Пастушок

22
18
20
22
24
26
28
30

Услышав эти слова, Алёша Попович стиснул свои пудовые кулачищи. Сердце его молодецкое до краёв обидой наполнилось и неистово закипело праведным гневом.

– Князь! – вскричал он, – что стоило Даниилу взять да и придушить этого Ахмеда, когда он дрался с ним? А теперь вот из-за его глупой доброты страдаем мы все! И можем Евпраксию потерять!

– Да я бы на его месте этому идолищу поганому просто взял бы да оторвал башку! – присовокупил Михайло, – а Даниил ему оторвал золотые пуговицы! Загадочно, непонятно и удивительно поступил мой друг Даниил.

– С этим не поспоришь, – задумался Мономах. Однако же, спор мгновенно возник, притом весьма бурный. Сестра и две дочери князя с яростным целомудрием защищали бедного Даниила, а два боярина и два воина – без малейшей зависти, разумеется, а единственно только из ненасытности к справедливости, во всю глотку орали, что гусляра следует отправить на службу в Полоцк или в Плесков.

– Да вы обезумели! – рассердилась госпожа Янка, – он – сын Мамелфы, лучшей моей подруги! Я вас самих отправлю прямо сейчас на Ладогу! Или в Тмутаракань!

– И где вы ещё найдёте такого славного гусляра? – визжала Марица, – с прочими гуслярами на пиру – скука, они как волки голодные в поле воют! Это не гусляры, не песельники, Алёшенька! А вот наш кудрявенький Даниил…

– Да, и синеглазенький! – неожиданно зарыдала Настенька, – я убью тебя за него, Алёшка! Убью!

Вскоре Мономах погнал из часовни всех и приказал отрокам не впускать к нему никого ни под каким видом, кроме Евпраксии и гонцов с важными известиями. Ему нужно было остаться наедине со своей печалью. Лишь на одно мгновение задержавшись перед иконостасом, великий князь подошёл к окну и начал молиться. При этом он глядел не на купола киевских церквей, а гораздо выше – на звёзды, сиявшие за прозрачным туманным саваном. И молился великий князь до утра.

А перед зарёй, когда ещё тишина стояла по всему Киеву, из Чернигова прискакал, едва не загнав коня, Даниил.
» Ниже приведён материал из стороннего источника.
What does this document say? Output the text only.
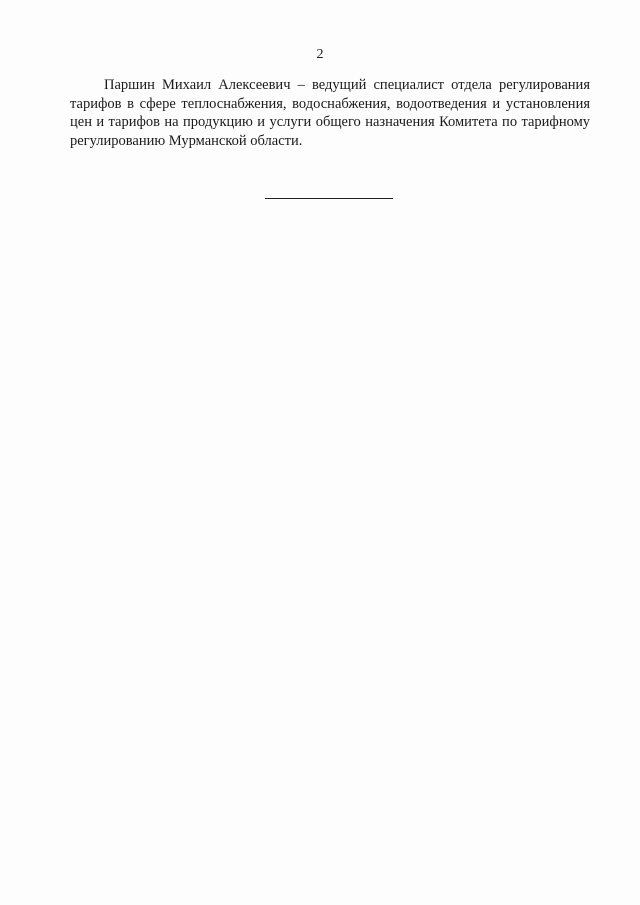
2

Паршин Михаил Алексеевич – ведущий специалист отдела регулирования тарифов в сфере теплоснабжения, водоснабжения, водоотведения и установления цен и тарифов на продукцию и услуги общего назначения Комитета по тарифному регулированию Мурманской области.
По пути он встретил гонца. От дозорных отроков, отворивших ему ворота, он узнал дополнительные подробности о случившемся. Также они сказали ему, что в полдень начнётся Совет дружины, и намекнули, что там его будут ждать с большим нетерпением. Но, приехав домой, Даниил лёг спать, потому что он проскакал без отдыха полтораста вёрст по размытой, вязкой степной дороге.

Слуга его разбудил, как он и велел, через пять часов. За завтраком матушка рассказала Даниле всё, что было известно ей. А знала вдова Мамелфа немало – её служанки уже прошлись по торгам, прислушиваясь к народной молве, да и во дворце имелись подруженьки.

– Если этот самый Ахмед похитил Евпраксию, то придётся тебе, Данилушка, объяснять, почему ты его отпустил неделю назад, – сказала вдова, когда её сын поднялся из-за стола, чтобы идти к князю.

– Ну, и чудесно, – махнул рукой Даниил, – если мне Евпраксию больше увидеть не суждено, то пускай убьют меня самого! Буду благодарен. А если её спасут, она за меня заступится.

– Да, конечно, – сказала вдова Мамелфа спокойным голосом, хоть в груди у неё возникла лютая боль от жалости к сыну, который был у неё единственным, – ступай с Богом! Но по дороге, Данилушка, подойди к собору святой Софии да помолись, чтобы князь был милостив!

– Если только успею, – пообещал Даниил, и, взяв свои гусли, отправился во дворец.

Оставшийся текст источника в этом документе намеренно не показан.